Instruct the user to "pin" the query to their query list for ease of navigation. Otherwise, they must have the URL for the query each time to access it, due to security restrictions.
If the user has not been granted any permissions, they will not be able to edit the shared query. If the user account is given the "Query" permission, they will be able to edit the query by adding local filters and exports.
The "Query" permission also opens limited access to Query Builder. In addition to being able to edit the query to which they have access, external users can see a list of queries that are marked Share query with other users with the query and query base permissions. However, upon attempting to open other queries to which they have not been explicitly granted access, they will encounter a 403 error.
If the account is given the "Query (Slate Template Library)" permission, they will also be able to use exports and filters from the Slate Template Library in the query.
Query Output Options
When the external user runs the query, they also have access to the output options available from the query results page.
|Export Destinations||Batch Management|
|Deliver Mailing||Generate PIN|
|Comma-Delimited CSV File||Retroactive Refresh|
|PDF Report||Activity (Applications query population)|
|HTML Report||Bin (Applications query population)|
|Mail Merge Word Document||Checklist (Applications query population)|
|PDF Document Export (Applications query population)||Decision (Applications query population)|
|Decision Letter Export to Word (Applications query population)|
There are a few other output options available with other query populations, e.g. Priority, Form/Event update.

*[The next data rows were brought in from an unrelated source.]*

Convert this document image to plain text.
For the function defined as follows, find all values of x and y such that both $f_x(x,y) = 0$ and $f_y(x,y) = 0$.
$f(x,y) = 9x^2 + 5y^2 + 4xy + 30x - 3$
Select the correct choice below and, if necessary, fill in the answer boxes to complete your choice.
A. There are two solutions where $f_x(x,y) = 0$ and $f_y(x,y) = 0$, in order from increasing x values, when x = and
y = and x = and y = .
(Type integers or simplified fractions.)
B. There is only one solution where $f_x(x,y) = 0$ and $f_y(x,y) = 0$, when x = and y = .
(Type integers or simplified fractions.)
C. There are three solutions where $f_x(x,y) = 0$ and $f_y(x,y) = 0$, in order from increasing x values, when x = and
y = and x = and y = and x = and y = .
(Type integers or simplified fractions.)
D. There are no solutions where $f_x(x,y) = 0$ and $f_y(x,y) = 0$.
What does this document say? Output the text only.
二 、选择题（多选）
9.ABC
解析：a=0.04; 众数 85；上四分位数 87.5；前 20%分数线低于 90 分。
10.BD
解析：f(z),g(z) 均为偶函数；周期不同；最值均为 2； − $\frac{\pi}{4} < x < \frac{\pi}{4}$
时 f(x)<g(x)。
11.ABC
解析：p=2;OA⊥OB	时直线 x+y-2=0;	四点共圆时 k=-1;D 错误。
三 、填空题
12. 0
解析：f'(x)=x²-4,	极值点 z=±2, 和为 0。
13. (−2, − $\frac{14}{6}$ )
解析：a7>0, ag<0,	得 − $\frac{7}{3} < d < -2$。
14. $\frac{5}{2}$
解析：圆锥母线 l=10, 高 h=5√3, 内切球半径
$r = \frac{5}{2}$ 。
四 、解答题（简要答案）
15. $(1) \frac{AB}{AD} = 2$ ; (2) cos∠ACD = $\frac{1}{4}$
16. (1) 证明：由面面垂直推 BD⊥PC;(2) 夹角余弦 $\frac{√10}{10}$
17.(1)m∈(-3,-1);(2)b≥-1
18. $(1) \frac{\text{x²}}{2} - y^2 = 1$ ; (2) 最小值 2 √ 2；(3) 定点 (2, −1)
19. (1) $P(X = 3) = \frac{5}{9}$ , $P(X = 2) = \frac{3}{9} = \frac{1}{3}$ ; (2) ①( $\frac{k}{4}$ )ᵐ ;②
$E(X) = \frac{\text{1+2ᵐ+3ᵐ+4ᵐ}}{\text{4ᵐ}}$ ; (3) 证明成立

The Batch Management options and the Deliver Mailing and Report Builder destinations will not function for external users, provided they do not have the following permissions:
- Deliver - Deliver Mailing
- Query - Report Builder
- Person Update - Field, Generate PIN, Interaction, Retroactive Refresh, Tag
- App Update - Activity, Checklist
- App Decide - Decision
- Bin Management - Bin
ImportantThe PDF Document Export as well as Decision Letter Export to Word output options are available with an Applications query population. The PDF document export generates a document containing materials as defined by the Admin PDF Download configuration, or by default, the dashboard, application, comments, references, school reports, and transcripts associated with the application record.
Exercise caution when creating shared queries for external access.
If the external user needs a list of records every week, is there a way to automate the query?The only way to automate a query run is with a scheduled export, which is a data export feature as described earlier in this article. An external user with access to a Slate query must run it every week if they need to pull data on a weekly basis.
If the external users need to view data and also send updates back into Slate, consider handling this process with data integration or portals instead.